On excite contre nous des inimitiés ; on travaille
à réveiller les passions religieuses ; le fanatisme
nous honore de ses attaques et part en croisade
contre le protestantisme français. Opposons croisade
à croisade, la croisade de la foi, de la charité, de
la sainteté, à la croisade de l'intolérance et de la
haine.

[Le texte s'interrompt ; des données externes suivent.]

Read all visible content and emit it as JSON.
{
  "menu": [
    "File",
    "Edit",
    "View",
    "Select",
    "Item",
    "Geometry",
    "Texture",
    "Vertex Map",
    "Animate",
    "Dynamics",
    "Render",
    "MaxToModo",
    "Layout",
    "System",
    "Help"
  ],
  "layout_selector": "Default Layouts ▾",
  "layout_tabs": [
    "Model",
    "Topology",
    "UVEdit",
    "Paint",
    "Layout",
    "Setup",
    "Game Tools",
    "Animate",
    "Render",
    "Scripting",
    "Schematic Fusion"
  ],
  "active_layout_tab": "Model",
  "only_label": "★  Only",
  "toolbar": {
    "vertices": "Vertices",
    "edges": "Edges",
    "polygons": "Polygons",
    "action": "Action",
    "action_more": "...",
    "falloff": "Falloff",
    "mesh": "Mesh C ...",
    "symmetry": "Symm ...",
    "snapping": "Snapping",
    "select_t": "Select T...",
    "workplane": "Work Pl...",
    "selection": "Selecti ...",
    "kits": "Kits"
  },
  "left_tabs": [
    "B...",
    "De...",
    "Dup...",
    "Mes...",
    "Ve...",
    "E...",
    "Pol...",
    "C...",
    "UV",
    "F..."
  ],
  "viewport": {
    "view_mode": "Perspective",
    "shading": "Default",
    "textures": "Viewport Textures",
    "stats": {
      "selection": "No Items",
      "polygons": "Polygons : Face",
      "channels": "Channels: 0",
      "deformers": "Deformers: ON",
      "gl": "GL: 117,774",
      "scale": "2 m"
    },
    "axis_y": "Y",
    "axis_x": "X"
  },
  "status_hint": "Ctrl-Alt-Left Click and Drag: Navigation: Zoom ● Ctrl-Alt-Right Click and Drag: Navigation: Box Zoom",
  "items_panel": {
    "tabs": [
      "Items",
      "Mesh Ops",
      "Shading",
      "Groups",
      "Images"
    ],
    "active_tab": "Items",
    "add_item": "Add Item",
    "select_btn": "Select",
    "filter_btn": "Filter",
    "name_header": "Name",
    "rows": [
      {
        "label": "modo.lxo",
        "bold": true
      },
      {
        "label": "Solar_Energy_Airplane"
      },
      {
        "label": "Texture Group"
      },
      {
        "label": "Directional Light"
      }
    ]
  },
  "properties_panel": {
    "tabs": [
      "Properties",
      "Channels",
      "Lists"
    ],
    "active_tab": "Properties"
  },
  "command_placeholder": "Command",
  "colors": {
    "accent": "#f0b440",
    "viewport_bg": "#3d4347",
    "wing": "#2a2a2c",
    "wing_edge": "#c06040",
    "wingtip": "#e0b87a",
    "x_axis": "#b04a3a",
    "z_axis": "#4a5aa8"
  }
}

Jadis les champions du christianisme partaient
pour délivrer le saint Sépulcre des mains
des infidèles ; ils avaient une croix sur la poitrine
comme signe de ralliement ; et ils s'encourageaient
au cri de «Dieu le veut !» - Champions de l'Evangile,
marchons, pour délivrer l'âme de notre
patrie du tombeau dans lequel le péché la retient
captive ; marchons, en portant, non pas un signe
extérieur sur nos personnes, mais Christ vivant
dans nos coeurs ; marchons pour chasser les ténèbres,
pour sauver nos frères et pour glorifier Dieu.
Dieu le veut, oui, Dieu le veut. Si nous le voulons
aussi, il n'y aura pas de puissance ni sur la terre
ni dans l'enfer qui soit capable de nous empêcher
de réaliser notre désir et sa volonté.